私は夢で、小学校の教室にいて、文章を作るために教師に立論の方法をたずねた。
「むつかしい」教師は、眼鏡のふちの外からじろじろ私を見すえながら言った。「こういう話がある――
「ある家で、男の子がうまれた。家じゅうの喜びようは大したものだ。一月目の誕生日祝いに、抱いてきて、来客に見せた――むろん、縁起を祝ってもらいたいのだ。
「ひとりは言った。『この子はいまに金持になりますよ』かくて、その男は感謝された。
「ひとりは言った。『この子はいまに役人になりますよ』かくて、その男はほめ返された。
「ひとりは言った。『この子はいまに死にますよ』かくて、その男は家じゅうのものから袋だたきにされた。
「死にますと言ったのは、当り前のことで、富貴になれると言ったのは、嘘かもしれない。だが、嘘を言ったものは、よい報いを得、当り前のことを言ったものは、殴られる。おまえは・・・・・・」
「私は、嘘も言いたくありませんし、殴られたくもありません。先生、では私は、何と言ったらいいでしょう?」
「それなら、おまえは、こう言わなければばらぬ。『まあまあ、この子は、ほら、何てまあ・・・・・・いや、どうも、ハッハッハ、ヘッヘ、ヘッヘッヘ』」

『魯迅作品集2』(竹内好・訳 筑摩書房)

こういう種類の「毒」はどんな世においても一定量は必要だね。

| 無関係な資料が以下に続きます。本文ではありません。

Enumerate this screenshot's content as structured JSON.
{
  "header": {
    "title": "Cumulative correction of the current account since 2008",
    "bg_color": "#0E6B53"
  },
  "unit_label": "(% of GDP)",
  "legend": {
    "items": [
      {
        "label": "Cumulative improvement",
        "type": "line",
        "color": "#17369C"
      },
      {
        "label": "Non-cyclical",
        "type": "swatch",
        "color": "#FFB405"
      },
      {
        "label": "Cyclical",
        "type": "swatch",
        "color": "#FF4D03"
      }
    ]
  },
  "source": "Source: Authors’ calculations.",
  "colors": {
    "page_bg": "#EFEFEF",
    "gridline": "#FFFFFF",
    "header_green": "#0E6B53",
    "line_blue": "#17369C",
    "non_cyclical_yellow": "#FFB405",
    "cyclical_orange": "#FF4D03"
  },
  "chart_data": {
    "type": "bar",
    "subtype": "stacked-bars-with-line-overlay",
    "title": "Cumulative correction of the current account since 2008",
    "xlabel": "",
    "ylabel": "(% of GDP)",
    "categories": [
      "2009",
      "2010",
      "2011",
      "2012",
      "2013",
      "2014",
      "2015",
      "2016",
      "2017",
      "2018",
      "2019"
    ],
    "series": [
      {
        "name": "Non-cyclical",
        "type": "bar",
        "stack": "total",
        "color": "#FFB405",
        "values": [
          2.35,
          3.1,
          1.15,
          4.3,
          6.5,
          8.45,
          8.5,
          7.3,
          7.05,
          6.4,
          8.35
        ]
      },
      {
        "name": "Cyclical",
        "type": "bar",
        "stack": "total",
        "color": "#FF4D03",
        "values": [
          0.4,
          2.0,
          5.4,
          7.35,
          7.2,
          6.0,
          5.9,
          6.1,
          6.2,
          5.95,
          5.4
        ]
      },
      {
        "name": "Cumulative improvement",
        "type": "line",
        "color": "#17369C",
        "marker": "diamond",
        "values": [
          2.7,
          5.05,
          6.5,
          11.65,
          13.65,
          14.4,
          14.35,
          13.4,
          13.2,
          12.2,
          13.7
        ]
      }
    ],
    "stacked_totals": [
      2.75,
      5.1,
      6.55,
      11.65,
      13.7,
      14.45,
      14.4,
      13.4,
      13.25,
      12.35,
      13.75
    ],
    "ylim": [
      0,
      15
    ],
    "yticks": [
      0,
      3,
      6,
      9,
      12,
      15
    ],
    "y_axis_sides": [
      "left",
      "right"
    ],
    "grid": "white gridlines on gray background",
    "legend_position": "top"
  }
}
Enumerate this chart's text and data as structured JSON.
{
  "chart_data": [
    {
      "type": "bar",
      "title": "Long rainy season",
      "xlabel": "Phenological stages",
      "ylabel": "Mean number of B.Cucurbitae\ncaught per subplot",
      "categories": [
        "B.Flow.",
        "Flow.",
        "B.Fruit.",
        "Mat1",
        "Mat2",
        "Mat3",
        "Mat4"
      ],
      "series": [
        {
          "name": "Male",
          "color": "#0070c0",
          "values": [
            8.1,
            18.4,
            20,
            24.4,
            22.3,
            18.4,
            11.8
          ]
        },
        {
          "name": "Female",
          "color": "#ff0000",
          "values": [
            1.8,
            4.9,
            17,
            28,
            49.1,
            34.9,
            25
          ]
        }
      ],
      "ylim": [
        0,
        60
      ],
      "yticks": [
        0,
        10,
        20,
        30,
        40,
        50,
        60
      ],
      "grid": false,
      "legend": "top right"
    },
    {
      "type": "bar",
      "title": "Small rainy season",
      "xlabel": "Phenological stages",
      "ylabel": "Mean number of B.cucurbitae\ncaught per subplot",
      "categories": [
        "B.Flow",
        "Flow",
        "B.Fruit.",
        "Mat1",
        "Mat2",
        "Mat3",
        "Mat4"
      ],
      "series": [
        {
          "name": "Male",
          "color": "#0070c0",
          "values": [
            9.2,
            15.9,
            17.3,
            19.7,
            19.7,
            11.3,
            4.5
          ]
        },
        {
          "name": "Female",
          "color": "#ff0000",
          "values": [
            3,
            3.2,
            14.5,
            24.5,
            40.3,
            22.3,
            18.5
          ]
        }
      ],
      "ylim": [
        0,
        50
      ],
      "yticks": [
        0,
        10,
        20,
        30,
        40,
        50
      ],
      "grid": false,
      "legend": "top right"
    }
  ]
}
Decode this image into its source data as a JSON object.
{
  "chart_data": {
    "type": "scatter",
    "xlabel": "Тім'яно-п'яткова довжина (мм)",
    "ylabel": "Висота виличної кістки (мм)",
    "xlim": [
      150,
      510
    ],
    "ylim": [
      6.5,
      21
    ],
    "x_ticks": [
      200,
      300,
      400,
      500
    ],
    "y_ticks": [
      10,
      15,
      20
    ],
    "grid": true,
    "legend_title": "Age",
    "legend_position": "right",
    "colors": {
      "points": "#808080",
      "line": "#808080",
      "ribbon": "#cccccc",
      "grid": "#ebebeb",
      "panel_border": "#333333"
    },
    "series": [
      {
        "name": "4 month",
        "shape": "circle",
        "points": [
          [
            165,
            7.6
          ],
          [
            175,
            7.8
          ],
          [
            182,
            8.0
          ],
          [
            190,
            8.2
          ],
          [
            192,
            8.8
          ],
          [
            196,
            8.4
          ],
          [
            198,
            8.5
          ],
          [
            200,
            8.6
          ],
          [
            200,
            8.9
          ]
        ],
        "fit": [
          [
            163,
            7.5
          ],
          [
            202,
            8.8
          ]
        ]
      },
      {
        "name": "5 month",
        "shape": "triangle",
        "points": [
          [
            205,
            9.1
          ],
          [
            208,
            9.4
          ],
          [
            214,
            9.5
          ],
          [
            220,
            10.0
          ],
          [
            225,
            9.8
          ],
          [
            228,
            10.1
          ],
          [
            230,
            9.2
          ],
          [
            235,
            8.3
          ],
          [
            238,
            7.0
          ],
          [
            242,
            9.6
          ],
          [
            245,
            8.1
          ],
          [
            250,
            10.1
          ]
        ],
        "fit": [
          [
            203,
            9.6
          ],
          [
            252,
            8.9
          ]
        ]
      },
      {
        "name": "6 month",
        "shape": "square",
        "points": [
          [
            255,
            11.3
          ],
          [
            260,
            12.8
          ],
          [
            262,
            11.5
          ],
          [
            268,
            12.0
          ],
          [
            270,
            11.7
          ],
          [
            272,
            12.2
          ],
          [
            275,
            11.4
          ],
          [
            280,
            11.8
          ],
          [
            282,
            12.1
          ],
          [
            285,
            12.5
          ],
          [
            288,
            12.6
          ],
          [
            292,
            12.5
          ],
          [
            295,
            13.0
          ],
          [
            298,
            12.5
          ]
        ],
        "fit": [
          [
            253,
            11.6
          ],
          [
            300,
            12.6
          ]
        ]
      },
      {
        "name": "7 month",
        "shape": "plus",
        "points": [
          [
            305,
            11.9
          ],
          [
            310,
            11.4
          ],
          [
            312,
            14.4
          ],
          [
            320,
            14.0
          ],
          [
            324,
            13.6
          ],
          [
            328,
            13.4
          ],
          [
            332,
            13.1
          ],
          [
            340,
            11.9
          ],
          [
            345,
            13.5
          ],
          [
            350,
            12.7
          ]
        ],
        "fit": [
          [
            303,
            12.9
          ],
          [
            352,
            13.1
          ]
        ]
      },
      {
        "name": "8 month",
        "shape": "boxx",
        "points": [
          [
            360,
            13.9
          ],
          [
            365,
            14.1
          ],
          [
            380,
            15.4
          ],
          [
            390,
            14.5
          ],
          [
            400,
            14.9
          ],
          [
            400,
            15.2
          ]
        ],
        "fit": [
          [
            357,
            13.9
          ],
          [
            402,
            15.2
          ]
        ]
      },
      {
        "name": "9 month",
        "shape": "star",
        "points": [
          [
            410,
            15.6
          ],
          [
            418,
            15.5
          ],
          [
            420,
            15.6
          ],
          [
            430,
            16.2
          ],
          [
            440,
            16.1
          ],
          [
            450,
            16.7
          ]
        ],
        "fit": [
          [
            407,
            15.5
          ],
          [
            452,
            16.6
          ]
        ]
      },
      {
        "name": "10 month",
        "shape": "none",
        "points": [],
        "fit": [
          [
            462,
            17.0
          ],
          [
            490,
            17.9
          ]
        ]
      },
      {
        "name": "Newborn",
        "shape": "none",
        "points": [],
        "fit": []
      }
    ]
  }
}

「聡明である」とはこういう「毒」を自ら作り出し、意識の底に沈殿させていることだ。それにしても、研究者でない俺から見ても、『野草』と漱石の『夢十夜』の共通性は明らか。せんじつ買った奇書『笑死小辞典』の中にあるポール・モーランの「名言」をいま思い出した。

生きているということは、誰もがそのために死ぬ一つの病気である。

そろそろ昼食にする。ハンバーグを温める。ハンプティ・ダンプティ、もっこりずんぐりロバの耳。偽物の終末論に気を付けろ。もう世界は死んでいるのだから。